Weakness in EUR is going on but it seems to have stopped. On a technical basis the first resistance on a rise is 1.0601 and first support is 1.0487 Level.
The dollar index firmed up above the 103 level on Monday, holding near a 19-year high hit last week, as traders prepared for a key Federal Reserve meeting later this week where it is widely expected to raise interest rates by a hefty 50 basis points. Fed policymakers look set to deliver a series of aggressive rate hikes at least until the summer to deal with rapid inflation and surging labor costs, even as two reports on Friday showed tentative signs both may be peaking. Weaker-than-expected quarterly US growth data on Thursday also proved little obstacle to the dollar’s rise, and investors hardly adjusted their near-term interest rate bets. Moreover, fears of an economic slowdown in Europe and China driven by the Ukraine war and Covid lockdowns, respectively, spurred safe haven flows into the dollar.
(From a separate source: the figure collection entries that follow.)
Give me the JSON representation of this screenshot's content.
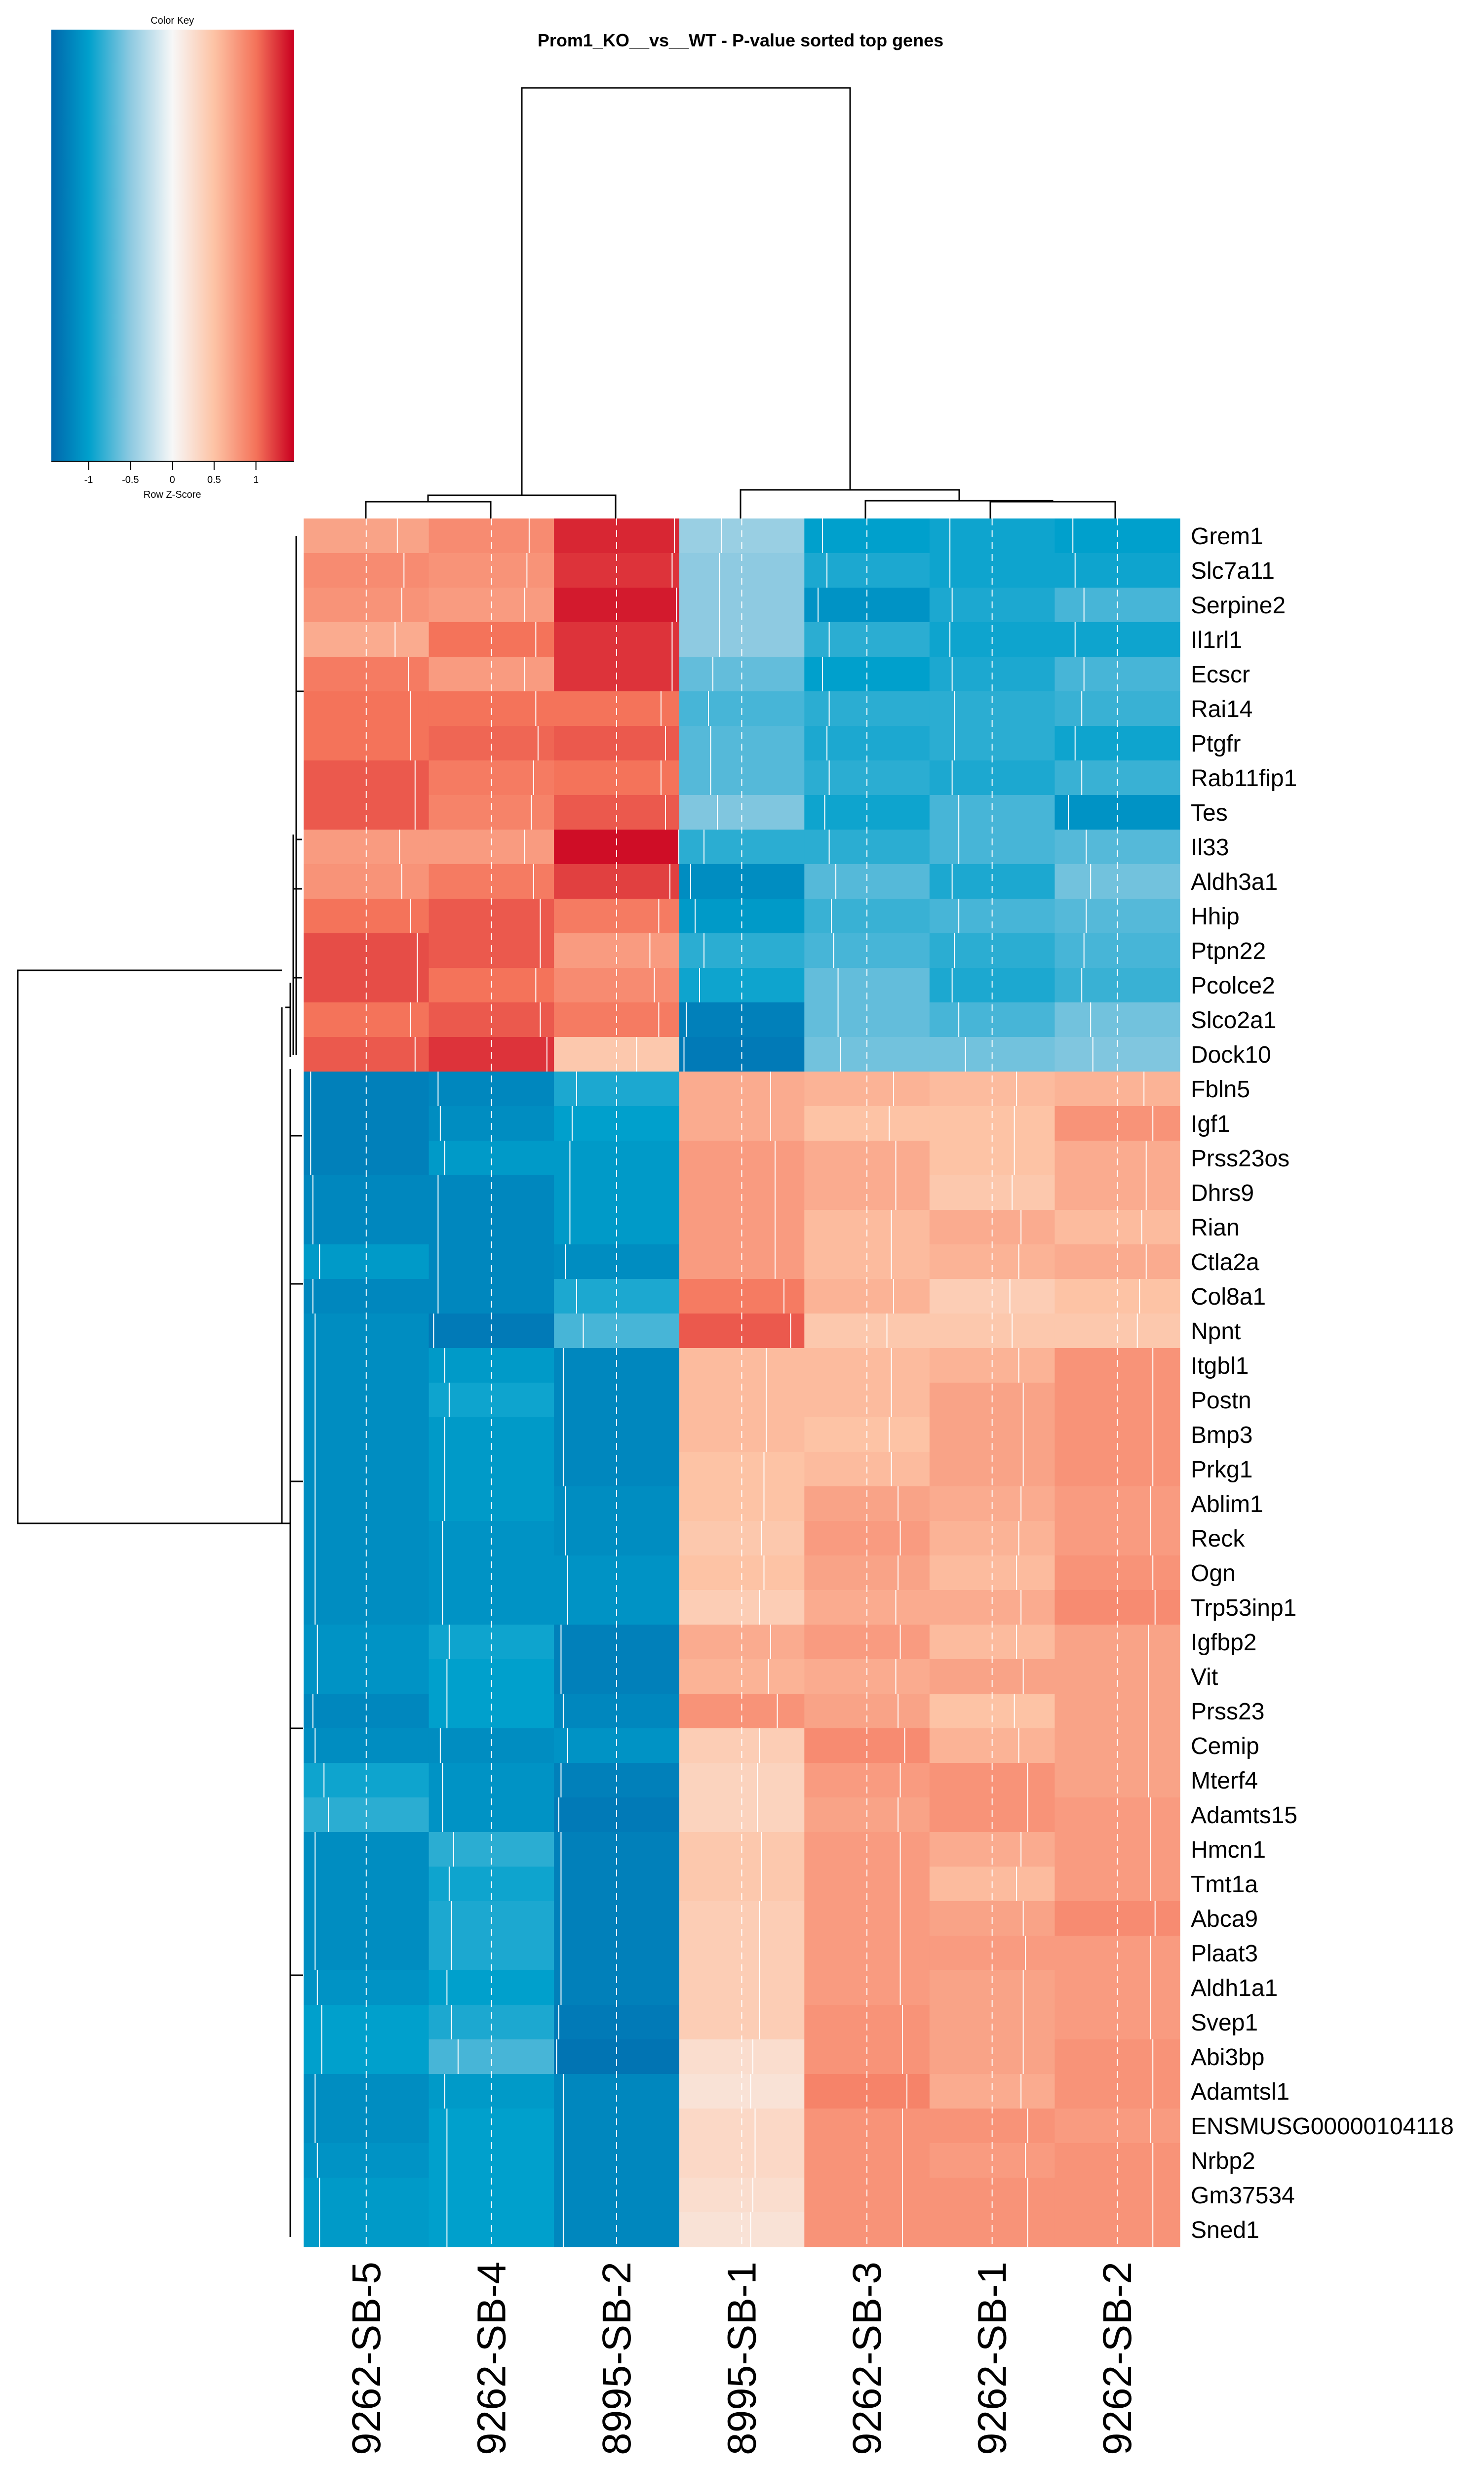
{
  "chart_data": {
    "type": "heatmap",
    "title": "Prom1_KO__vs__WT - P-value sorted top genes",
    "color_key": {
      "title": "Color Key",
      "xlabel": "Row Z-Score",
      "ticks": [
        "-1",
        "-0.5",
        "0",
        "0.5",
        "1"
      ],
      "tick_values": [
        -1,
        -0.5,
        0,
        0.5,
        1
      ],
      "range": [
        -1.45,
        1.45
      ],
      "colors": {
        "low": "#0167ac",
        "mid_low": "#00a0cc",
        "light_blue": "#8ecae1",
        "mid": "#f7f7f7",
        "light_red": "#fdc3a5",
        "mid_high": "#f4735a",
        "high": "#ca0020"
      }
    },
    "columns": [
      "9262-SB-5",
      "9262-SB-4",
      "8995-SB-2",
      "8995-SB-1",
      "9262-SB-3",
      "9262-SB-1",
      "9262-SB-2"
    ],
    "rows": [
      "Grem1",
      "Slc7a11",
      "Serpine2",
      "Il1rl1",
      "Ecscr",
      "Rai14",
      "Ptgfr",
      "Rab11fip1",
      "Tes",
      "Il33",
      "Aldh3a1",
      "Hhip",
      "Ptpn22",
      "Pcolce2",
      "Slco2a1",
      "Dock10",
      "Fbln5",
      "Igf1",
      "Prss23os",
      "Dhrs9",
      "Rian",
      "Ctla2a",
      "Col8a1",
      "Npnt",
      "Itgbl1",
      "Postn",
      "Bmp3",
      "Prkg1",
      "Ablim1",
      "Reck",
      "Ogn",
      "Trp53inp1",
      "Igfbp2",
      "Vit",
      "Prss23",
      "Cemip",
      "Mterf4",
      "Adamts15",
      "Hmcn1",
      "Tmt1a",
      "Abca9",
      "Plaat3",
      "Aldh1a1",
      "Svep1",
      "Abi3bp",
      "Adamtsl1",
      "ENSMUSG00000104118",
      "Nrbp2",
      "Gm37534",
      "Sned1"
    ],
    "values": [
      [
        0.7,
        0.85,
        1.3,
        -0.45,
        -1.0,
        -0.95,
        -1.0
      ],
      [
        0.85,
        0.8,
        1.25,
        -0.5,
        -0.9,
        -0.95,
        -0.95
      ],
      [
        0.8,
        0.75,
        1.35,
        -0.5,
        -1.1,
        -0.9,
        -0.75
      ],
      [
        0.65,
        1.0,
        1.25,
        -0.5,
        -0.85,
        -0.95,
        -0.95
      ],
      [
        0.95,
        0.75,
        1.25,
        -0.65,
        -1.0,
        -0.9,
        -0.75
      ],
      [
        1.0,
        1.0,
        1.0,
        -0.75,
        -0.85,
        -0.85,
        -0.8
      ],
      [
        1.0,
        1.05,
        1.1,
        -0.7,
        -0.9,
        -0.85,
        -0.95
      ],
      [
        1.1,
        0.95,
        1.0,
        -0.7,
        -0.85,
        -0.9,
        -0.8
      ],
      [
        1.1,
        0.9,
        1.1,
        -0.55,
        -0.95,
        -0.75,
        -1.1
      ],
      [
        0.75,
        0.75,
        1.4,
        -0.85,
        -0.85,
        -0.75,
        -0.7
      ],
      [
        0.8,
        0.95,
        1.2,
        -1.15,
        -0.7,
        -0.9,
        -0.6
      ],
      [
        1.0,
        1.1,
        0.95,
        -1.05,
        -0.8,
        -0.75,
        -0.7
      ],
      [
        1.15,
        1.1,
        0.75,
        -0.85,
        -0.75,
        -0.85,
        -0.75
      ],
      [
        1.15,
        1.0,
        0.85,
        -0.95,
        -0.65,
        -0.9,
        -0.8
      ],
      [
        1.0,
        1.1,
        0.95,
        -1.25,
        -0.65,
        -0.75,
        -0.6
      ],
      [
        1.1,
        1.25,
        0.45,
        -1.3,
        -0.6,
        -0.6,
        -0.55
      ],
      [
        -1.25,
        -1.2,
        -0.9,
        0.65,
        0.6,
        0.55,
        0.6
      ],
      [
        -1.25,
        -1.15,
        -1.0,
        0.65,
        0.5,
        0.5,
        0.8
      ],
      [
        -1.25,
        -1.05,
        -1.05,
        0.75,
        0.65,
        0.5,
        0.65
      ],
      [
        -1.2,
        -1.2,
        -1.05,
        0.75,
        0.65,
        0.45,
        0.65
      ],
      [
        -1.2,
        -1.2,
        -1.05,
        0.75,
        0.55,
        0.65,
        0.55
      ],
      [
        -1.05,
        -1.2,
        -1.15,
        0.75,
        0.55,
        0.6,
        0.65
      ],
      [
        -1.2,
        -1.2,
        -0.9,
        0.95,
        0.6,
        0.4,
        0.5
      ],
      [
        -1.15,
        -1.3,
        -0.75,
        1.1,
        0.45,
        0.45,
        0.45
      ],
      [
        -1.15,
        -1.05,
        -1.2,
        0.55,
        0.55,
        0.6,
        0.8
      ],
      [
        -1.15,
        -0.95,
        -1.2,
        0.55,
        0.55,
        0.7,
        0.8
      ],
      [
        -1.15,
        -1.05,
        -1.2,
        0.55,
        0.5,
        0.7,
        0.8
      ],
      [
        -1.15,
        -1.05,
        -1.2,
        0.5,
        0.55,
        0.7,
        0.8
      ],
      [
        -1.15,
        -1.05,
        -1.15,
        0.5,
        0.7,
        0.65,
        0.75
      ],
      [
        -1.15,
        -1.1,
        -1.15,
        0.45,
        0.75,
        0.6,
        0.75
      ],
      [
        -1.15,
        -1.1,
        -1.1,
        0.5,
        0.7,
        0.55,
        0.8
      ],
      [
        -1.15,
        -1.1,
        -1.1,
        0.4,
        0.65,
        0.65,
        0.85
      ],
      [
        -1.1,
        -0.95,
        -1.25,
        0.65,
        0.75,
        0.55,
        0.7
      ],
      [
        -1.1,
        -1.0,
        -1.25,
        0.6,
        0.65,
        0.7,
        0.7
      ],
      [
        -1.2,
        -1.0,
        -1.2,
        0.8,
        0.7,
        0.5,
        0.7
      ],
      [
        -1.15,
        -1.15,
        -1.1,
        0.4,
        0.85,
        0.6,
        0.7
      ],
      [
        -0.95,
        -1.1,
        -1.25,
        0.35,
        0.75,
        0.8,
        0.7
      ],
      [
        -0.85,
        -1.1,
        -1.3,
        0.35,
        0.7,
        0.8,
        0.75
      ],
      [
        -1.15,
        -0.85,
        -1.25,
        0.45,
        0.75,
        0.65,
        0.75
      ],
      [
        -1.15,
        -0.95,
        -1.25,
        0.45,
        0.75,
        0.55,
        0.75
      ],
      [
        -1.15,
        -0.9,
        -1.25,
        0.4,
        0.75,
        0.7,
        0.85
      ],
      [
        -1.15,
        -0.9,
        -1.25,
        0.4,
        0.75,
        0.75,
        0.75
      ],
      [
        -1.1,
        -1.0,
        -1.25,
        0.4,
        0.75,
        0.7,
        0.75
      ],
      [
        -1.0,
        -0.9,
        -1.3,
        0.4,
        0.8,
        0.7,
        0.75
      ],
      [
        -1.0,
        -0.75,
        -1.35,
        0.25,
        0.8,
        0.7,
        0.8
      ],
      [
        -1.15,
        -1.05,
        -1.2,
        0.2,
        0.9,
        0.65,
        0.8
      ],
      [
        -1.15,
        -1.0,
        -1.2,
        0.3,
        0.8,
        0.8,
        0.75
      ],
      [
        -1.1,
        -1.0,
        -1.2,
        0.3,
        0.8,
        0.75,
        0.8
      ],
      [
        -1.05,
        -1.0,
        -1.2,
        0.25,
        0.8,
        0.8,
        0.8
      ],
      [
        -1.05,
        -1.0,
        -1.2,
        0.2,
        0.8,
        0.8,
        0.8
      ]
    ]
  }
}
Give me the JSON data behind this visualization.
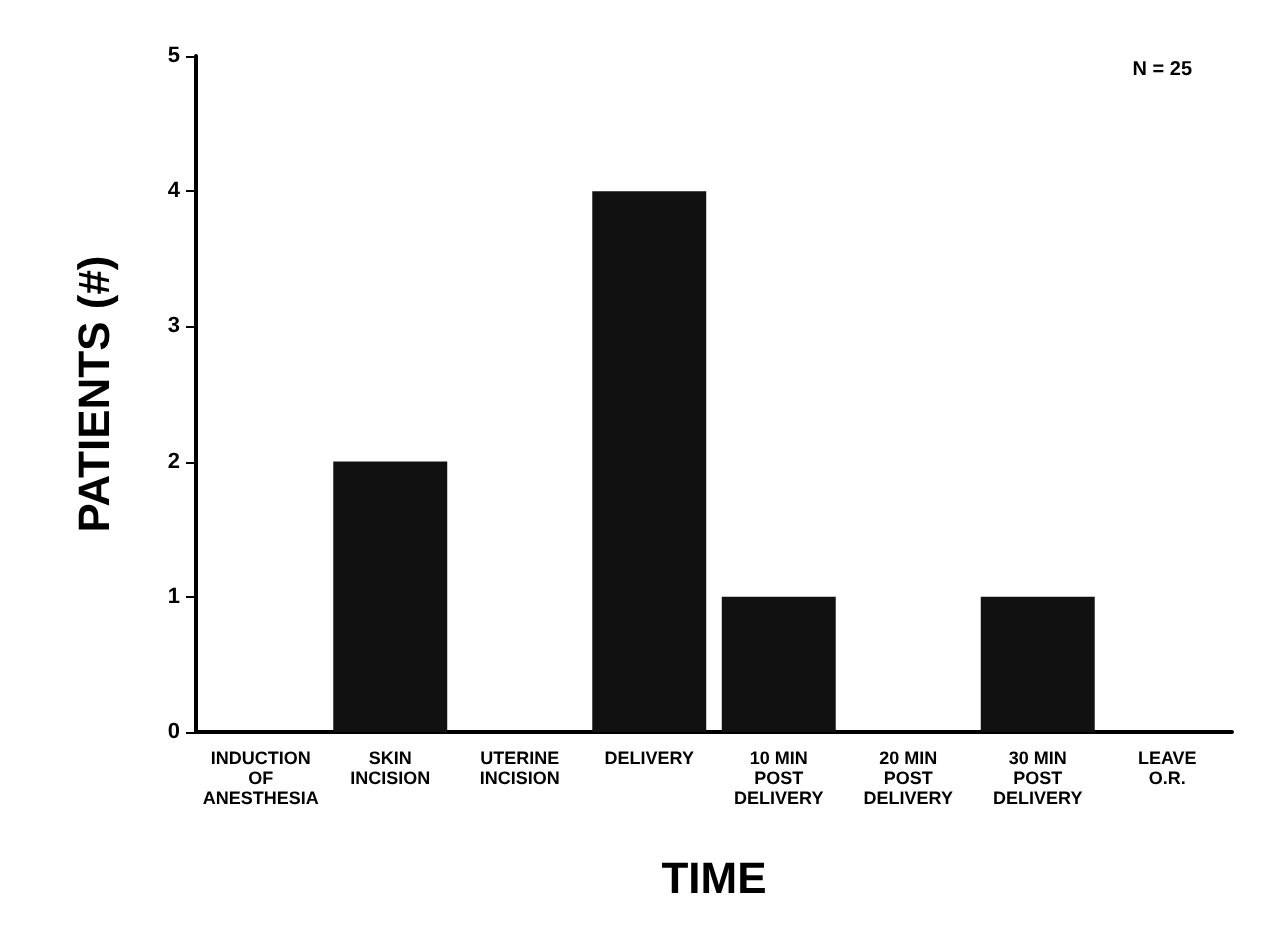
{
  "chart_data": {
    "type": "bar",
    "xlabel": "TIME",
    "ylabel": "PATIENTS (#)",
    "categories": [
      "INDUCTION\nOF\nANESTHESIA",
      "SKIN\nINCISION",
      "UTERINE\nINCISION",
      "DELIVERY",
      "10 MIN\nPOST\nDELIVERY",
      "20 MIN\nPOST\nDELIVERY",
      "30 MIN\nPOST\nDELIVERY",
      "LEAVE\nO.R."
    ],
    "values": [
      0,
      2,
      0,
      4,
      1,
      0,
      1,
      0
    ],
    "color": "#111111",
    "ylim": [
      0,
      5
    ],
    "yticks": [
      0,
      1,
      2,
      3,
      4,
      5
    ],
    "grid": false,
    "annotations": [
      "N = 25"
    ]
  }
}
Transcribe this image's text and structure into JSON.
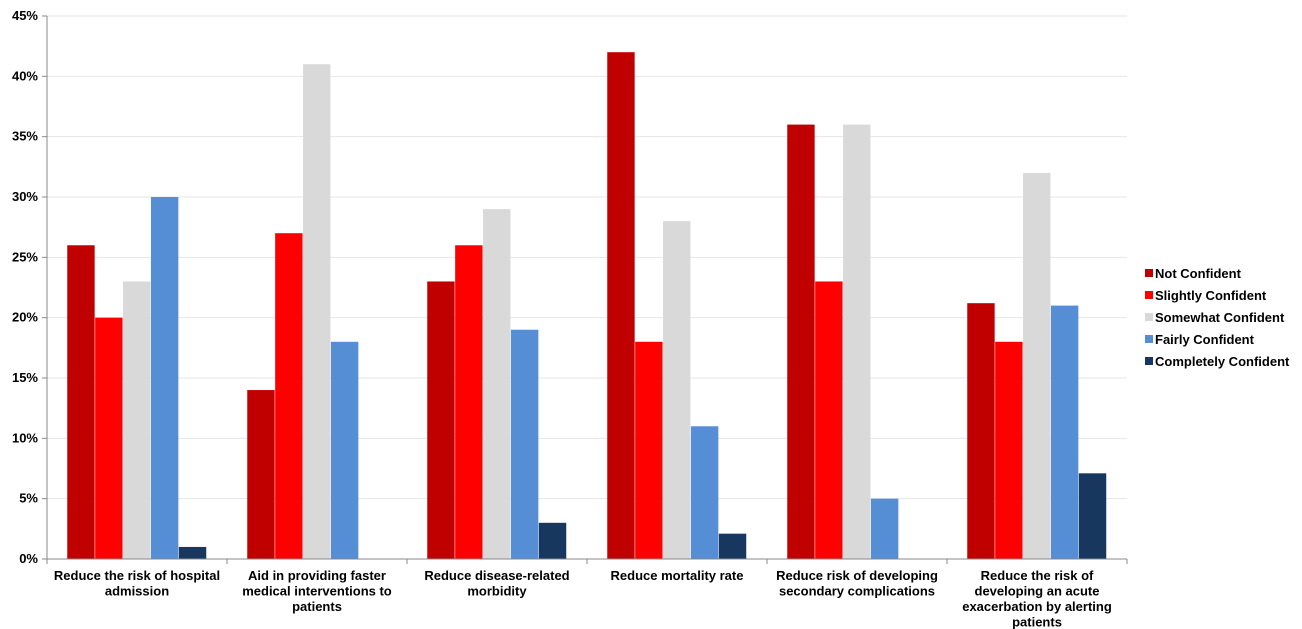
{
  "chart_data": {
    "type": "bar",
    "title": "",
    "xlabel": "",
    "ylabel": "",
    "ylim": [
      0,
      45
    ],
    "y_tick_step": 5,
    "y_tick_format": "percent",
    "grid": true,
    "legend_position": "right",
    "categories": [
      [
        "Reduce the risk of hospital",
        "admission"
      ],
      [
        "Aid in providing faster",
        "medical interventions to",
        "patients"
      ],
      [
        "Reduce disease-related",
        "morbidity"
      ],
      [
        "Reduce mortality rate"
      ],
      [
        "Reduce risk of developing",
        "secondary complications"
      ],
      [
        "Reduce the risk of",
        "developing an acute",
        "exacerbation by alerting",
        "patients"
      ]
    ],
    "series": [
      {
        "name": "Not Confident",
        "color": "#C00000",
        "values": [
          26,
          14,
          23,
          42,
          36,
          21.2
        ]
      },
      {
        "name": "Slightly Confident",
        "color": "#FF0000",
        "values": [
          20,
          27,
          26,
          18,
          23,
          18
        ]
      },
      {
        "name": "Somewhat Confident",
        "color": "#D9D9D9",
        "values": [
          23,
          41,
          29,
          28,
          36,
          32
        ]
      },
      {
        "name": "Fairly Confident",
        "color": "#558ED5",
        "values": [
          30,
          18,
          19,
          11,
          5,
          21
        ]
      },
      {
        "name": "Completely Confident",
        "color": "#17375E",
        "values": [
          1,
          0,
          3,
          2.1,
          0,
          7.1
        ]
      }
    ]
  }
}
Europe’s major stock indices traded lower on Monday, with France’s CAC 40 erasing 1% and leading losses, while the pan-European Stoxx 600 and the German DAX fell 0.8% each, amid thin trading volumes as markets were closed in the UK and China for holidays. Market sentiment was dominated by growth woes, after PMI readings of China’s manufacturing and services confirmed a worsening contraction in both sectors over the weekend, reflecting stringent lockdowns and other restrictions in major cities. In Europe, confidence among Swiss consumers slumped to its lowest since Q2 2020, while retail sales in Germany unexpectedly declined in March. Investors are now gearing up for major central bank meetings, namely the US Fed on Wednesday and the Bank of England the day after, with a 50 basis point rate hike widely expected in the US. Later in the session, attention will center around a slew of confidence indicators and PMI releases.